Anze County (安泽县 (安澤縣, Ānzé Xiàn)) is a county in the south of Shanxi Province, China, under the administration of the prefecture-level city of Linfen. The county spans an area of 1,967 square kilometers, and has a population of 82,012 as of 2010.

== History ==
The county was first established in 528 CE as part of the Northern Wei Dynasty. In 606 CE, the county was renamed to Yueyang County (岳阳县).

During the Ming Dynasty and the Qing Dynasty, the area belonged to the Pingyang Prefecture.
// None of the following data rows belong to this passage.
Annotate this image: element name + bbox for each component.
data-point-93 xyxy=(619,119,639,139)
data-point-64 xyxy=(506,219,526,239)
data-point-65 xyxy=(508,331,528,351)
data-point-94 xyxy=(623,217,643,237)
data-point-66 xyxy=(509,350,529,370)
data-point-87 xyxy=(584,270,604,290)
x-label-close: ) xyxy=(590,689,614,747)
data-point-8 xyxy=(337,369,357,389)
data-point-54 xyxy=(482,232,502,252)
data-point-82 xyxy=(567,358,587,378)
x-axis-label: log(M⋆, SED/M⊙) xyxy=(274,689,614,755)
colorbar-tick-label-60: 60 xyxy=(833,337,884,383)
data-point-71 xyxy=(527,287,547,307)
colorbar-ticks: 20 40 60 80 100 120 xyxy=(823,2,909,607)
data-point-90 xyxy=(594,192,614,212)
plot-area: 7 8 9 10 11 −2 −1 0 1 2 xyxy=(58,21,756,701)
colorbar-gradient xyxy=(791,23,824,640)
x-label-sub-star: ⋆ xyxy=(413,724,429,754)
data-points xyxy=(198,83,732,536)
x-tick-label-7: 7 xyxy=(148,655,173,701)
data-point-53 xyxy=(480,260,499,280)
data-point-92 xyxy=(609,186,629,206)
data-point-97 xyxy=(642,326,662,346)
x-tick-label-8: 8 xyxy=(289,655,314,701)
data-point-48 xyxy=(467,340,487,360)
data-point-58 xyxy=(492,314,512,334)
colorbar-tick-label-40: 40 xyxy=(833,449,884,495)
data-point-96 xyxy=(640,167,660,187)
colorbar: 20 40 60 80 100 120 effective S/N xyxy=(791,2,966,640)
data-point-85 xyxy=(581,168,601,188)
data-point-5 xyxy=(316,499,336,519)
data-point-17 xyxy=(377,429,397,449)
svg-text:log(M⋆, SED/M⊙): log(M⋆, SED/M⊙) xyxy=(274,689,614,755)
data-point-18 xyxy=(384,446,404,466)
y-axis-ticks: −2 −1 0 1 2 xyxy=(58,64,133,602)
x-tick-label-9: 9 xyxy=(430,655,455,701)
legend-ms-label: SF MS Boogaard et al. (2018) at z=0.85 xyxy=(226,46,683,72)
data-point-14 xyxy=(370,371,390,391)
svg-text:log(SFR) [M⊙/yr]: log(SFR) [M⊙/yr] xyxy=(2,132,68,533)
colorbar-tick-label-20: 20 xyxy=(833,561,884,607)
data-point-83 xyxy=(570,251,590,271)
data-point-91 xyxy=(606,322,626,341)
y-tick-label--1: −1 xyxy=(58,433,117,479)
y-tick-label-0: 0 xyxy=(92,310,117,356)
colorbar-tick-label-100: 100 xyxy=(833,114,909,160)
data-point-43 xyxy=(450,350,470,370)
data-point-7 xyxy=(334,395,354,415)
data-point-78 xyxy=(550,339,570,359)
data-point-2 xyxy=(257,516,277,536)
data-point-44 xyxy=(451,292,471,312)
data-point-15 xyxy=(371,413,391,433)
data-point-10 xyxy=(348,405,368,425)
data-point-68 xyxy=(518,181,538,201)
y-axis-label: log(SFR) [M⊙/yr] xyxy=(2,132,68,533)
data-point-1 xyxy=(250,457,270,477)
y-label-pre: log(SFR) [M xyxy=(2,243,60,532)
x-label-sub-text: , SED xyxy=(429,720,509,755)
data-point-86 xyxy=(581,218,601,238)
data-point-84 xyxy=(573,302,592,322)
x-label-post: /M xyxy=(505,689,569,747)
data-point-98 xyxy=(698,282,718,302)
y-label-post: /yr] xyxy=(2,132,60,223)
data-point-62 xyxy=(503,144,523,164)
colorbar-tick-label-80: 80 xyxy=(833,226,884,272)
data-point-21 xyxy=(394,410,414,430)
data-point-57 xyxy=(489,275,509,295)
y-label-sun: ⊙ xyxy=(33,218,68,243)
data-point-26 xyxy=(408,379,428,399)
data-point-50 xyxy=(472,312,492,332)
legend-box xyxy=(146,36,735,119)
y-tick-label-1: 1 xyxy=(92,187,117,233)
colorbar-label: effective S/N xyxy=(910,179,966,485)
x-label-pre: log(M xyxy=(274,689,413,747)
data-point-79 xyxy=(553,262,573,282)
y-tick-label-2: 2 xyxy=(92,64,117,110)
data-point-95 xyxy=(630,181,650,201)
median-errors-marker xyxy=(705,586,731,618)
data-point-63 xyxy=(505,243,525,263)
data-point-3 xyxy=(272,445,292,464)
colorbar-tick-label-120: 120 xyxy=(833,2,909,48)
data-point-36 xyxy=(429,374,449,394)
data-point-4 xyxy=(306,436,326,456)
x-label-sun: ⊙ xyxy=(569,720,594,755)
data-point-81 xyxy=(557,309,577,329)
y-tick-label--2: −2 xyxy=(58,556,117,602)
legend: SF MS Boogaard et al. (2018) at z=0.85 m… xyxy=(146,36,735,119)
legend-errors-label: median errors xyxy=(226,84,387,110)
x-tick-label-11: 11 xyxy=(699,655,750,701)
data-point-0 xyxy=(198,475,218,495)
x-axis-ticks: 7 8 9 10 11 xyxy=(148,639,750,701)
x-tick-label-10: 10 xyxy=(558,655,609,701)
In 1971, Gu County split off from Anze County.

== Geography ==
The county's elevation ranges from 732 meters to 1,592 meters in height, with the county's highest point being Mount Antai (安太山). 45.44% of Anze County's land area is forested.

=== Climate ===
The county experiences an average of 2246.1 hours of sunshine annually, 539.1 millimeters of precipitation annually, 172 frost-free days annually, and an average temperature of 9.4 °C.

Climate data for Anze, elevation 860 m (2,820 ft), (1991–2020 normals, extremes 1981–2010)
| Month | Jan | Feb | Mar | Apr | May | Jun | Jul | Aug | Sep | Oct | Nov | Dec | Year |
| Record high °C (°F) | 16.6 (61.9) | 22.7 (72.9) | 29.4 (84.9) | 34.4 (93.9) | 37.1 (98.8) | 38.7 (101.7) | 38.7 (101.7) | 36.4 (97.5) | 36.6 (97.9) | 29.2 (84.6) | 25.2 (77.4) | 16.8 (62.2) | 38.7 (101.7) |
| Mean daily maximum °C (°F) | 3.1 (37.6) | 7.0 (44.6) | 13.3 (55.9) | 20.4 (68.7) | 25.2 (77.4) | 29.0 (84.2) | 29.8 (85.6) | 28.2 (82.8) | 23.7 (74.7) | 18.1 (64.6) | 10.9 (51.6) | 4.4 (39.9) | 17.8 (64.0) |
| Daily mean °C (°F) | −5.7 (21.7) | −1.6 (29.1) | 4.5 (40.1) | 11.7 (53.1) | 16.8 (62.2) | 20.9 (69.6) | 23.1 (73.6) | 21.5 (70.7) | 16.3 (61.3) | 9.8 (49.6) | 2.5 (36.5) | −3.9 (25.0) | 9.7 (49.4) |
| Mean daily minimum °C (°F) | −12.2 (10.0) | −7.9 (17.8) | −2.4 (27.7) | 3.9 (39.0) | 8.9 (48.0) | 13.6 (56.5) | 17.9 (64.2) | 16.8 (62.2) | 11.1 (52.0) | 3.9 (39.0) | −3.2 (26.2) | −9.6 (14.7) | 3.4 (38.1) |
| Record low °C (°F) | −26.6 (−15.9) | −26.6 (−15.9) | −15.6 (3.9) | −9.2 (15.4) | −3.0 (26.6) | 3.6 (38.5) | 8.6 (47.5) | 8.5 (47.3) | −1.6 (29.1) | −9.6 (14.7) | −20.7 (−5.3) | −25.0 (−13.0) | −26.6 (−15.9) |
| Average precipitation mm (inches) | 4.7 (0.19) | 8.6 (0.34) | 11.7 (0.46) | 32.3 (1.27) | 47.7 (1.88) | 62.8 (2.47) | 137.8 (5.43) | 101.6 (4.00) | 78.1 (3.07) | 42.7 (1.68) | 20.3 (0.80) | 4.4 (0.17) | 552.7 (21.76) |
| Average precipitation days (≥ 0.1 mm) | 3.1 | 3.9 | 4.6 | 6.1 | 7.7 | 9.9 | 12.7 | 11.5 | 9.7 | 6.8 | 4.8 | 3.1 | 83.9 |
| Average snowy days | 4.1 | 5.0 | 2.7 | 0.5 | 0 | 0 | 0 | 0 | 0 | 0.1 | 2.1 | 3.3 | 17.8 |
| Average relative humidity (%) | 59 | 59 | 56 | 55 | 59 | 66 | 77 | 79 | 79 | 74 | 68 | 61 | 66 |
| Mean monthly sunshine hours | 158.4 | 156.5 | 187.3 | 212.2 | 229.8 | 211.4 | 190.2 | 178.3 | 157.2 | 168.4 | 162.3 | 161.8 | 2,173.8 |
| Percentage possible sunshine | 51 | 51 | 50 | 54 | 53 | 49 | 43 | 43 | 43 | 49 | 53 | 54 | 49 |
Source: China Meteorological Administration

== Administrative divisions ==
The county is divided into 4 towns and 3 townships. The county government is seated in Fucheng.

The county's 4 towns are Fucheng, Hechuan, Tangcheng, and Jishi Town|Jishi.

The county's 3 townships are Mabi Township, Ducun Township, and Liangma Township.

== Economy ==
Anze County has a number of natural resources, particularly coal. 1,944 square kilometers of land within the county has been identified as having significant coal reserves, totaling an estimated 24 billion tons of coal. Iron ore deposits within the county total an area of approximately 1.4 square kilometers, containing an estimated 1 million tons of ore. Significant reserves of calcite, porcelain clay, and methane have also been discovered within Anze County.

== Transport ==
National Highway 309 and Shanxi Provincial Road 326 both run through the county.